The district court found the balance of harms weighed in favor of the injunction. The court of appeals found no abuse of discretion. Given the scope of the injunction, any harm to Viance is limited. Viance can participate in the scientific debate, because it can still publish the results of its testing and conclusions stated in the studies or readily apparent from the data. The injunction was not likely to shift market perception against Viance, as Viance argued; stopping the ads wouldn’t disparage Viance’s product or inappropriately bolster Osmose’s.
The district court further found that the public interest favored an injunction because consumer confusion or deception harms the public. Viance argued that “the free flow of commercial and non-commercial speech on topics of consumer safety” favors the public interest, but enjoining only unsupported statements doesn’t hinder that free flow.
The court of appeals agreed, however, that the district court abused its discretion by enjoining certain statements about Osmose’s certification, because it neither identified nor analyzed any Viance ads to that effect. Viance had sought a preliminary injunction about Osmose’s own statements about certification, claiming a false implication that the technology was EPA-certified. The district court held that Viance failed to demonstrate literal falsity or misleadingness. However, it never linked this finding to its decision to enjoin Viance from claiming that Osmose was not properly certified (I’m leaving out some details of what counts as “properly”). This portion of the injunction was vacated, though the court of appeals specifically noted that, if Viance had made such statements (presumably in commercial advertising or promotion) the district court could revisit the issue.

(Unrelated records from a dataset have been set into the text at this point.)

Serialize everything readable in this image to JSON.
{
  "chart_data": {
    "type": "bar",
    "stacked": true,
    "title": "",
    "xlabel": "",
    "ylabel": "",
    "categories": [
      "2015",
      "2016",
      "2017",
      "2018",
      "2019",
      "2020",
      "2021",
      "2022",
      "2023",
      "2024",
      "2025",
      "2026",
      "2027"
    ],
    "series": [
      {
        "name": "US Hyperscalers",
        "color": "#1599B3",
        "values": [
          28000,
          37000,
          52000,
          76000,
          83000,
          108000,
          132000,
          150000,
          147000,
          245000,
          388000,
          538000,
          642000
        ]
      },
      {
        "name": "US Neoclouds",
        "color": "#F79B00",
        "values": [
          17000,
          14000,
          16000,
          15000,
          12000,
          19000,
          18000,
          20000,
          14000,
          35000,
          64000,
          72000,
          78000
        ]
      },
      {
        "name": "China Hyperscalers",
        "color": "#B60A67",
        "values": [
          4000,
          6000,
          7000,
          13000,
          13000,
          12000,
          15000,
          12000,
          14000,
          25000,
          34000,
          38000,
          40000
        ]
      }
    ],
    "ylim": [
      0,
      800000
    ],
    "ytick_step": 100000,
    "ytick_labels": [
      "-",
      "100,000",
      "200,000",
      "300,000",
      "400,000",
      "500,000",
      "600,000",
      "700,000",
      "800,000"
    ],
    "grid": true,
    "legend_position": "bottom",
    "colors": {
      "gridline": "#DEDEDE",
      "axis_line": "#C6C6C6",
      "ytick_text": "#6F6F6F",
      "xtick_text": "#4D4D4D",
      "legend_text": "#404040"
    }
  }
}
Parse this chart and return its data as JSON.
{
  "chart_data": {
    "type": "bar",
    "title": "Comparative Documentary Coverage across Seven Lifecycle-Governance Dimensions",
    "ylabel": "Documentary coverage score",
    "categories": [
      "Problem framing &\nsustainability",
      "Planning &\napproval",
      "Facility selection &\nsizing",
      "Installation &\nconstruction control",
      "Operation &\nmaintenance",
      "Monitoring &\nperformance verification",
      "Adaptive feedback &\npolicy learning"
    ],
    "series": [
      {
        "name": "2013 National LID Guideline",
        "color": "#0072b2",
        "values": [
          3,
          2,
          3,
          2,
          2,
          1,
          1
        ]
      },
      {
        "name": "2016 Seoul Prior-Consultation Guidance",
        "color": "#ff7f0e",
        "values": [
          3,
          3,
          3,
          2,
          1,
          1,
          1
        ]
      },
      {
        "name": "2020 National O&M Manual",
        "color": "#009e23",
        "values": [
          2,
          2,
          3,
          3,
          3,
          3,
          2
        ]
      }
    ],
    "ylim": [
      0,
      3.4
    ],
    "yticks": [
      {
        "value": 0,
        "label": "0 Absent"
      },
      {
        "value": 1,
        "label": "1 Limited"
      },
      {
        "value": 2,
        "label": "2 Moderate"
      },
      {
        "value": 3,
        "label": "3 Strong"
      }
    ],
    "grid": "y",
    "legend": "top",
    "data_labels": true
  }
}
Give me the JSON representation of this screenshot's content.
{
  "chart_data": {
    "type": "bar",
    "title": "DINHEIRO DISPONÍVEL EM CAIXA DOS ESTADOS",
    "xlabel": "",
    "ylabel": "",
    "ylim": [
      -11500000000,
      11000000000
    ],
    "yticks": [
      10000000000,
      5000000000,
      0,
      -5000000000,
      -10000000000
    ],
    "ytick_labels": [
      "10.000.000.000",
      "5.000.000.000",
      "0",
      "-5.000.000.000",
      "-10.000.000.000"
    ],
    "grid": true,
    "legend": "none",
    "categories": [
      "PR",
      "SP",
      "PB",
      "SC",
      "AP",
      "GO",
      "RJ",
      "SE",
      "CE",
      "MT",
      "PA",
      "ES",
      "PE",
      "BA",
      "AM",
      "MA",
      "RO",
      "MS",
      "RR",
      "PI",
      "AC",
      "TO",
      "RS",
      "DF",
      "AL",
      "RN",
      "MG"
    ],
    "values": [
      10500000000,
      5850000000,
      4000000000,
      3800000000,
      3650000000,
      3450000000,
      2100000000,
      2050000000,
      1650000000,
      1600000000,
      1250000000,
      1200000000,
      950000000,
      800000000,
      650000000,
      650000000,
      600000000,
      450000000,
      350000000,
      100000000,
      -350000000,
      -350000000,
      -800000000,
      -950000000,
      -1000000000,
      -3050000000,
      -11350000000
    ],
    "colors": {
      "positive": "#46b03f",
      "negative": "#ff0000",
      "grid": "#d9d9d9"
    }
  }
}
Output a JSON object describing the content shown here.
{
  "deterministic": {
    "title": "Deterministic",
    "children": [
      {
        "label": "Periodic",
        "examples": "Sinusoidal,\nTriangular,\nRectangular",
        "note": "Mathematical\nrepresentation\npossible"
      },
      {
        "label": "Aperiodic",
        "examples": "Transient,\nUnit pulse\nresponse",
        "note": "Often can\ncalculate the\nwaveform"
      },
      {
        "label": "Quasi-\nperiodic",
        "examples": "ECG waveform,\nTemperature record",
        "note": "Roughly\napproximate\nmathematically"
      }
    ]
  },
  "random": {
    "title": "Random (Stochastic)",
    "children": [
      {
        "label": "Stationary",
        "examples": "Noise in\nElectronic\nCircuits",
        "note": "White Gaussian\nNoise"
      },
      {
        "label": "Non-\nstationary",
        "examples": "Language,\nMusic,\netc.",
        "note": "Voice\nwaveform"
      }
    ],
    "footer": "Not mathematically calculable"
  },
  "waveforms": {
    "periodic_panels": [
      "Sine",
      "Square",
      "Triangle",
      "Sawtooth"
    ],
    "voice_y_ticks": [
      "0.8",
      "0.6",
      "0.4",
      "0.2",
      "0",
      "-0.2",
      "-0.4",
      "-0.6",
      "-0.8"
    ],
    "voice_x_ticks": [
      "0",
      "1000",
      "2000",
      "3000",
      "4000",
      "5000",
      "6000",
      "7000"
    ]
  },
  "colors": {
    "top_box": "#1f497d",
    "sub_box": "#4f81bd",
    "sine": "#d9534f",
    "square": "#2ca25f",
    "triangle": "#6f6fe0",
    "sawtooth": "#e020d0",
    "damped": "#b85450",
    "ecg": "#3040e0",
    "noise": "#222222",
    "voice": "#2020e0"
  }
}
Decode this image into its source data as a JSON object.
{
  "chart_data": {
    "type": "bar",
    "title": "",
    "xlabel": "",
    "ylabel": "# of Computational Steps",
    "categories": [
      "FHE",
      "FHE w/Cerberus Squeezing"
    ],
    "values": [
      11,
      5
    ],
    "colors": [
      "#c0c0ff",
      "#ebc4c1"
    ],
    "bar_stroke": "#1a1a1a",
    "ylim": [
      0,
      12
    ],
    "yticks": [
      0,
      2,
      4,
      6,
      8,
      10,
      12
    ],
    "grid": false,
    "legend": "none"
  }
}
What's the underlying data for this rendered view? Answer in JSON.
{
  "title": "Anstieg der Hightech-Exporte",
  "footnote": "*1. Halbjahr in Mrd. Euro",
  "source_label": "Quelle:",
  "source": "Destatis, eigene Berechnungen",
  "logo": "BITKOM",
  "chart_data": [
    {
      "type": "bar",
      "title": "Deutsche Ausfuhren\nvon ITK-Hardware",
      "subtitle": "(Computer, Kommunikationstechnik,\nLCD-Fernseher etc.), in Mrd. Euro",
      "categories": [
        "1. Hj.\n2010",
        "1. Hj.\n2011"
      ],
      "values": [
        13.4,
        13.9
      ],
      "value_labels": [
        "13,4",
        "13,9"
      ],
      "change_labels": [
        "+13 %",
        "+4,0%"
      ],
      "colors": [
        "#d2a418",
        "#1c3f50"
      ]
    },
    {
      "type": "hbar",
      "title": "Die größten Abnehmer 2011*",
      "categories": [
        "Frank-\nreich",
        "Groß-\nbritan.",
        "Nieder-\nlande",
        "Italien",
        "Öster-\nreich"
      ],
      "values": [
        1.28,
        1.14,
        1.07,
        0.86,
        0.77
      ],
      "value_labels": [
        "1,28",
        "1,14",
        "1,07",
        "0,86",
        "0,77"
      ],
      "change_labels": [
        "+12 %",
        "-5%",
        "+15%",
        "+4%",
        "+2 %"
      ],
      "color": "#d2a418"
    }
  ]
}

Finally, Viance argued that the injunction was an unconstitutional prior restraint because by its terms it could apply to protected noncommercial speech: petitioning the government, publishing scientific papers, arguing before certification organizations, or even giving testimony in this litigation. The court agreed and remanded for the injunction to be limited to statements made in commercial advertising and promotion. Osmose disavowed any intent to apply the injunction to protected noncommercial speech, and it hasn’t been enforced outside of advertising and promotional statements, but the literal terms bar such claims in any setting. A narrower injunction would protect Osmose’s goodwill and market position.
Comment: It's interesting that this is a case about press releases, given the court's First Amendment solicitude; the court takes as a given that press releases are commercial advertising or promotion--which I think is right, but might give at least some of the Justices who wrote in Nike v. Kasky fits.